In commercial dishwashers, the final rinse water will mix with and become the pre-final rinse water. The rinse water may also be fed back into the wash water or be used directly as the wash water for the next cycle. Consequently when a rinse aid is formulated the surfactant and any other additive should be chosen based on their effect in the wash bath as well as in the rinse water. An additional important aspect of a rinse aid, therefore, is the ability of the rinse aid to defoam food soils in the alkaline wash bath. Proteinaceous food soils are particularly prone to foam in agitated alkaline wash baths. Foam, or more specifically entrapped air in the wash spray, will reduce the mechanical efficiency of the spray and interfere with maximim soil removal. Many low foam surfactants are effective soil defoamers, however, other additives may interfere with soil defoaming.
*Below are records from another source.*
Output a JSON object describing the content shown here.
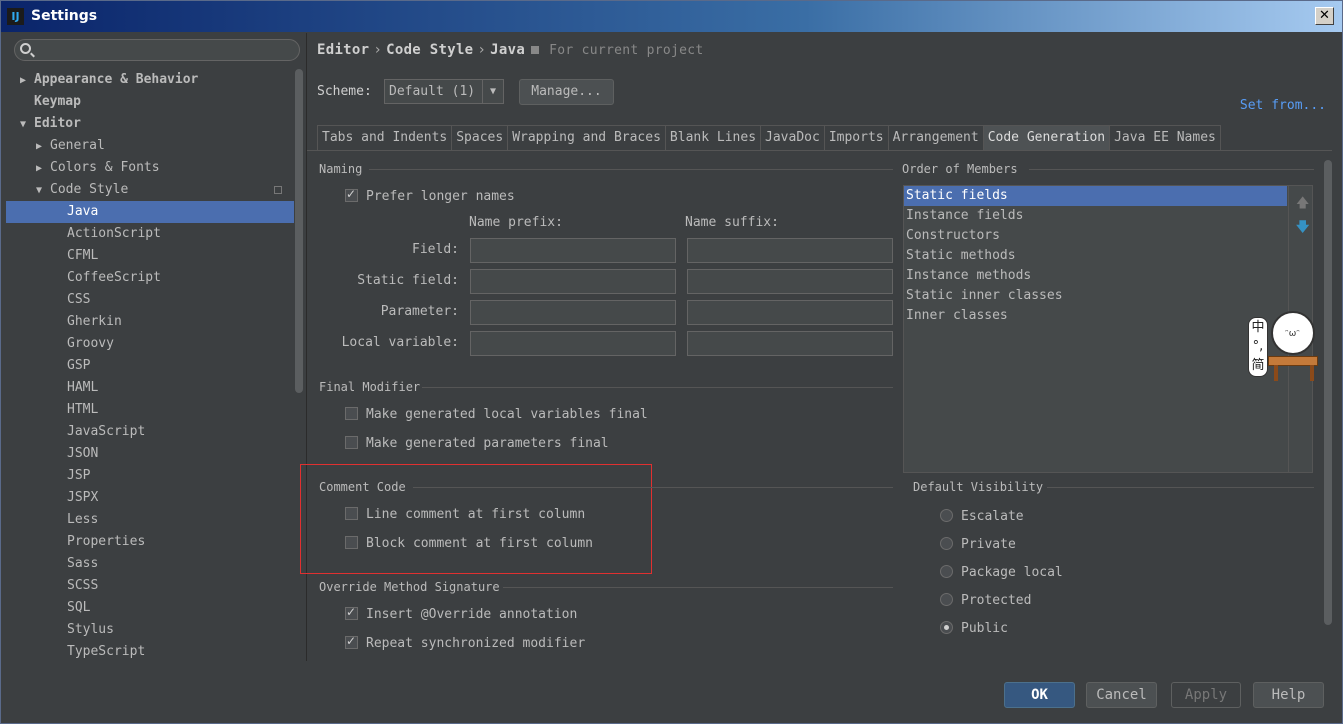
{
  "window": {
    "title": "Settings",
    "app_icon": "IJ"
  },
  "sidebar": {
    "search_placeholder": "",
    "items": [
      {
        "label": "Appearance & Behavior",
        "arrow": "▶"
      },
      {
        "label": "Keymap",
        "arrow": ""
      },
      {
        "label": "Editor",
        "arrow": "▼"
      },
      {
        "label": "General",
        "arrow": "▶"
      },
      {
        "label": "Colors & Fonts",
        "arrow": "▶"
      },
      {
        "label": "Code Style",
        "arrow": "▼"
      },
      {
        "label": "Java"
      },
      {
        "label": "ActionScript"
      },
      {
        "label": "CFML"
      },
      {
        "label": "CoffeeScript"
      },
      {
        "label": "CSS"
      },
      {
        "label": "Gherkin"
      },
      {
        "label": "Groovy"
      },
      {
        "label": "GSP"
      },
      {
        "label": "HAML"
      },
      {
        "label": "HTML"
      },
      {
        "label": "JavaScript"
      },
      {
        "label": "JSON"
      },
      {
        "label": "JSP"
      },
      {
        "label": "JSPX"
      },
      {
        "label": "Less"
      },
      {
        "label": "Properties"
      },
      {
        "label": "Sass"
      },
      {
        "label": "SCSS"
      },
      {
        "label": "SQL"
      },
      {
        "label": "Stylus"
      },
      {
        "label": "TypeScript"
      }
    ]
  },
  "breadcrumb": {
    "part1": "Editor",
    "part2": "Code Style",
    "part3": "Java",
    "sep": "›",
    "note": "For current project"
  },
  "scheme": {
    "label": "Scheme:",
    "value": "Default (1)",
    "arrow": "▼",
    "manage": "Manage...",
    "set_from": "Set from..."
  },
  "tabs": [
    "Tabs and Indents",
    "Spaces",
    "Wrapping and Braces",
    "Blank Lines",
    "JavaDoc",
    "Imports",
    "Arrangement",
    "Code Generation",
    "Java EE Names"
  ],
  "naming": {
    "title": "Naming",
    "prefer_longer": "Prefer longer names",
    "prefix_head": "Name prefix:",
    "suffix_head": "Name suffix:",
    "rows": [
      "Field:",
      "Static field:",
      "Parameter:",
      "Local variable:"
    ]
  },
  "final_modifier": {
    "title": "Final Modifier",
    "local_vars": "Make generated local variables final",
    "params": "Make generated parameters final"
  },
  "comment_code": {
    "title": "Comment Code",
    "line": "Line comment at first column",
    "block": "Block comment at first column"
  },
  "override": {
    "title": "Override Method Signature",
    "insert": "Insert @Override annotation",
    "repeat": "Repeat synchronized modifier"
  },
  "order_of_members": {
    "title": "Order of Members",
    "items": [
      "Static fields",
      "Instance fields",
      "Constructors",
      "Static methods",
      "Instance methods",
      "Static inner classes",
      "Inner classes"
    ],
    "up_icon": "🡅",
    "down_icon": "🡇"
  },
  "visibility": {
    "title": "Default Visibility",
    "options": [
      "Escalate",
      "Private",
      "Package local",
      "Protected",
      "Public"
    ],
    "selected": "Public"
  },
  "sticker": {
    "line1": "中",
    "line2": "°,",
    "line3": "简",
    "face": "ᵔωᵔ"
  },
  "footer": {
    "ok": "OK",
    "cancel": "Cancel",
    "apply": "Apply",
    "help": "Help"
  },
  "colors": {
    "selection": "#4b6eaf",
    "link": "#589df6",
    "highlight_box": "#e03030"
  }
}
While low foam surfactants have improved the wetting of rinse water on substrates, they have not completely eliminated spotting and streaking problems. It is known that the addition of a low molecular weight neutralized polyelectrolyte, such as polyacrylic acid, to the rinse water can further reduce spotting and filming or streaking. It is believed that these low molecular weight water soluble polymers can adsorb onto slightly soiled substrates and make the surface more hydrophilic. A more hydrophilic surface can be more readily wetted by the surfactant-containing rinse water. Poly(meth)acrylic polymers are especially useful because they do not contribute to foam formation and do not interefere with the soil defoaming activity of the low foam surfactants. A major obstacle, however, exists to the use of low molecular weight poly(meth)acrylic acids in rinse aids. This obstacle is due to the incompatibility of these polymers in aqueous rinse aid formulations containing low foam surfactants. Combining such polymers and surfactants in water results in phase separation. Upon standing for a short period of time the water containing these polymers and surfactants will form two or more layers of different compositions. This phase separation is obviously unsatisfactory since non-uniform addition of the desired components will occur as the formulation is injected into the machine. For example, the formulation may contain too little surfactant to provide adequate wetting or too much leading to excessive foam.
Hydrotropes such as sodium xylene sulfonate, cumene sulfonate and short chain alkyl sulfates have been used to raise the cloud point of low foam surfactants to permit the formulation of stable aqueous concentrates. For example see U.S. Pat. Nos. 3,563,901 and 4,443,270. These hydrotropes have little effect, however, on compatibilizing low foam surfactants with low molecular weight polymers in aqueous concentrates. Moreover, even in cases where hydrotropes give limited compatibility, they suffer from the major disadvantage of interfering with the food soil defoaming activity of the surfactants.
Water miscible solvents, such as isopropanol and propylene glycol, and hydrogen bond breaking compounds, such as urea, have also been proposed for use in formulating rinse aids containing low foam nonionic surfactants. However, they have been found to have little or no effect on compatibilizing polyacrylic acids with low foam surfactants. Combinations of a hydrotrope and such solvents offer some improvement over the use of either compound alone, but the combinations still result in rinse aids having limited compatibility and adversely effect food soil defoaming activity.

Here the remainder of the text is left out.